Elle n’avait jamais fréquenté de Japonais auparavant. Tout semblait nouveau, mystérieux, d’un autre monde. Sauf les poissonniers.
Elle regardait les hommes saisir les poissons bruns et luisants dans leurs poings et enfoncer des clous affilés dans leurs têtes et trancher leurs corps à l’aide de fines lames d’acier, les coupant à une telle vitesse qu’ils n’avaient même pas le temps de nourrir un quelconque regret. Elle voulait vivre comme cela, mais à ce moment-là elle avait fait la connaissance de Yukihiro.
« Sœurette ! lui criaient gentiment les hommes le matin lorsqu’elle passait. Tu vas où ? ».
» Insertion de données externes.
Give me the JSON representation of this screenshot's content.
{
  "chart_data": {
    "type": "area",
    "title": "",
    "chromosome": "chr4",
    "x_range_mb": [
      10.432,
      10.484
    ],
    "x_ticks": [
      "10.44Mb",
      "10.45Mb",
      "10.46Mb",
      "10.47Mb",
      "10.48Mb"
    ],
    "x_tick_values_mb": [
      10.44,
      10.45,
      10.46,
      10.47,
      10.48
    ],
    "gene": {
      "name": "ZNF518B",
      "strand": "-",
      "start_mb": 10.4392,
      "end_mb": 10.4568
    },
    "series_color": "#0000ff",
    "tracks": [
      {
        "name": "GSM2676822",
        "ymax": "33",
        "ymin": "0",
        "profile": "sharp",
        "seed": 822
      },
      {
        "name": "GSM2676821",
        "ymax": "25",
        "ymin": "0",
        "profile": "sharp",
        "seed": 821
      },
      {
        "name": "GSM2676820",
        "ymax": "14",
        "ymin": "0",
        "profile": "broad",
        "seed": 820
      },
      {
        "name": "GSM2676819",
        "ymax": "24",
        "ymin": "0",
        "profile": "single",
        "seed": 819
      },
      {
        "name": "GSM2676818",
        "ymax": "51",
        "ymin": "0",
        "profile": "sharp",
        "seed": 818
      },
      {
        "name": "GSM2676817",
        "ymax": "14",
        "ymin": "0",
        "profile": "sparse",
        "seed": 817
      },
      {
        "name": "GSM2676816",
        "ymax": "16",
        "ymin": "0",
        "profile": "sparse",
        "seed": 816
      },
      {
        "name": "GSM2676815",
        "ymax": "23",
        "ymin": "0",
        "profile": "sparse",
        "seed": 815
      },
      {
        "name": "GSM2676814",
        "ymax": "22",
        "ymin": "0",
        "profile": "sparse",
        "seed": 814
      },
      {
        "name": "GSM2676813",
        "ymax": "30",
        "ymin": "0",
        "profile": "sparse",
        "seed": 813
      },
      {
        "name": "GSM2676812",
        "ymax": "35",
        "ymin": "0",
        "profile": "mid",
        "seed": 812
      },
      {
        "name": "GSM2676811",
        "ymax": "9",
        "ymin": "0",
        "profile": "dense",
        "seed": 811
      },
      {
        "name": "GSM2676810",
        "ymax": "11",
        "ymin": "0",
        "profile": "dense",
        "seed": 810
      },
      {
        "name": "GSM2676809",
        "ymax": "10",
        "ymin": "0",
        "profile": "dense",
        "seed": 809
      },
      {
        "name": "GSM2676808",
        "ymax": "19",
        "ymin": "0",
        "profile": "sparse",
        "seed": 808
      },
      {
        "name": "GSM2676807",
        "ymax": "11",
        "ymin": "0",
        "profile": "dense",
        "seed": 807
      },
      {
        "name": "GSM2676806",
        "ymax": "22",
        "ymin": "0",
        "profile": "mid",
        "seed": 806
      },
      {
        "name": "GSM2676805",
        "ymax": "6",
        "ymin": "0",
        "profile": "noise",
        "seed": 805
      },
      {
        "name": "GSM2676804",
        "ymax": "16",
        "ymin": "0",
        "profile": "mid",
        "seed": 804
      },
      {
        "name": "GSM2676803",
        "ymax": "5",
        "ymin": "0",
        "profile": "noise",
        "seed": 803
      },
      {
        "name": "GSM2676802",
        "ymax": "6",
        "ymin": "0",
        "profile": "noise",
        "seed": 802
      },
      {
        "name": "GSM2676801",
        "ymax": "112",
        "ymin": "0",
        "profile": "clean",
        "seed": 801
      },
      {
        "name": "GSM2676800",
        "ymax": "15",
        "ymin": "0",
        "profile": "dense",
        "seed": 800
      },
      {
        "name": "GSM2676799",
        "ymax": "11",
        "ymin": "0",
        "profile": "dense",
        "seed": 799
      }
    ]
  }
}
Ils le savaient. Ils le savaient parce qu’ils lui parlaient doucement comme si elle eût été une sirène aux oreilles délicates, et quand elle répondait : « Ici et là », ils opinaient du chef avec insistance, ne levant pas les yeux de leur ouvrage avant qu’elle eût franchi le portail menant à la maison de son amant.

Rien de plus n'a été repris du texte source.